Sheriff Harold Carter is finishing his first term and wants to serve a second term.

He said the Sheriffs' Office has seen much positive change during his tenure and he wants to continue to be a part of the process of making the department the most professional law enforcement agency in the state.

"The sheriff position is a job where you can really make a difference in public safety," Carter said.

"This is what I have trained for all my life," he said. "I think I have something to offer. If I didn't think I had something to offer I wouldn't (run for another term)."

Carter said one of the key issues the department is going to face relates to the budget.

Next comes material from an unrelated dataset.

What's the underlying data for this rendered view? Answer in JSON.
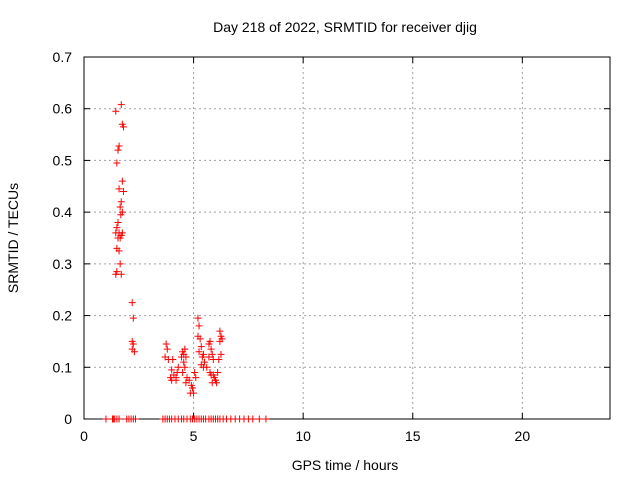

He said with the nation in an economic downturn and with the state budget still in question, whoever is sheriff is going to have to understand the budget process.

He said his department is going to have to find a way to offset possible losses in the budget and, as with the entire county government, find ways to increase revenues.

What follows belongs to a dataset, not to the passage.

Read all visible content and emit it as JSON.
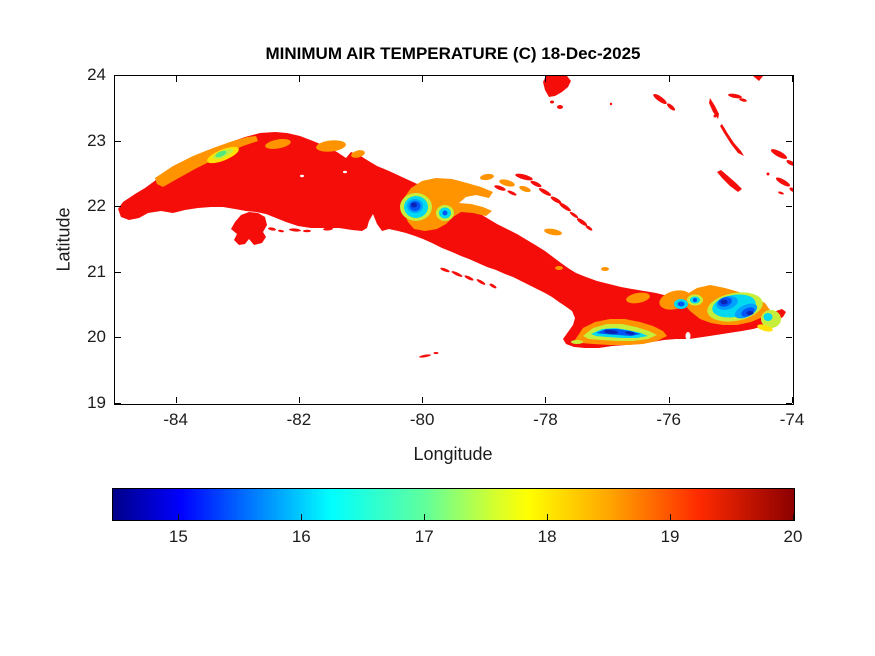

One way he is attempting to do that is by raising the state and federal incarceration fees the county receives. He said the department is in the process of doing that.

Carter said he supports the building of a privatized federal prison in the county that would house U.S. Immigration and Naturalization Service detainees.

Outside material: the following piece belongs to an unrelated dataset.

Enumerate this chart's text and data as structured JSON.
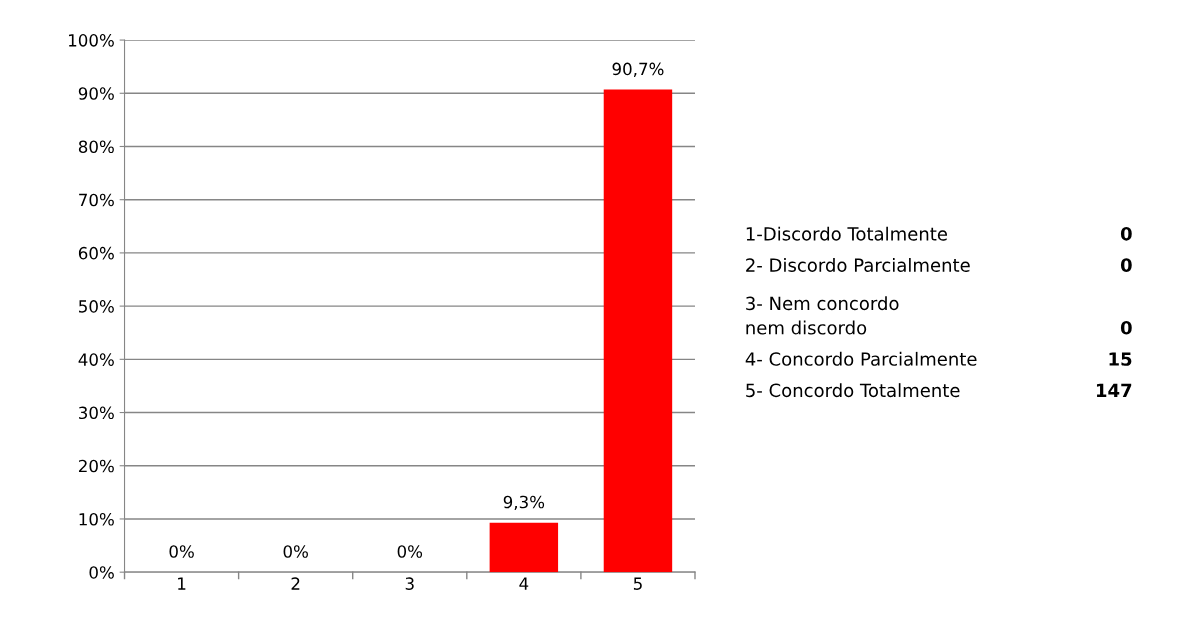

He said such a prison could create 350 jobs and bring millions of dollars into the local economy, a portion of which would go toward law enforcement.

Carter said another issue the department is going to face is employee recruitment. He said in the next few years the department could see a number of retirements and there will be a need to fill those positions.

To that end, Carter said, he has implemented a program of hiring men and women in the Imperial Valley and sending them to the sheriffs' academy in Riverside to receive training.

He said since he started as sheriff 22 law enforcement positions have been added and there are now seven people in the academy going through training.

Carter said the department is better trained then it has ever been as a result of his focus on training.

"I believe if you ask a person to do a job, you have to help prepare them to do the job," he said. "Once they are prepared, they will do the job you want them to do."

He said of recruitment, "That is an issue we have to deal with. Not only will it be a challenge, it will be an opportunity to bring a lot of young talent into the department to structure it for the future."

Carter said of department staffing, "We are as close as we have ever been in the history of the department to being fully staffed."

Carter said his focus also has been to improve facilities. He said the goal is to build a regional training facility, a new pistol range, upgrade the emergency communication system for law enforcement agencies countywide and create a centralized database system that all local law enforcement could tap into to aid in bringing criminals to justice.

Carter said he wants to continue his efforts as chief of property security for the county, a position in line with the idea of homeland security in the wake of the Sept. 11 terrorist attacks.

In that position, Carter said, he is looking at ways to protect people and local government and court facilities from the threat of terrorist attacks.

Carter said he is moving forward with upgrades to the jail facilities that will make them safer for inmates and the correctional officers and other staffers.

Carter further said during his tenure the department has created a Sheriff's Activities League for youths and has deputies working as school resource officers.

"We are working more in high schools than ever before," he said.

Carter said the department has added a canine unit to aid in patrols and he plans to add more canine units. He said dogs can help deputies in patrolling areas where criminals may be hiding and in locating narcotics.

During his tenure, Carter said, he has worked to improve the image of the department and he said that has occurred.

"I believe in the last three years we have successfully changed the department's public image," he said, adding the public is more confident in the service provided by the department.

Carter has received endorsements from the Imperial County Sheriffs Association — the deputies' union — and management staff of the department.

He said those endorsements are important because it shows those he works with trust his leadership.

Carter said, "I have a proven record both in El Centro and with the Sheriff's Office."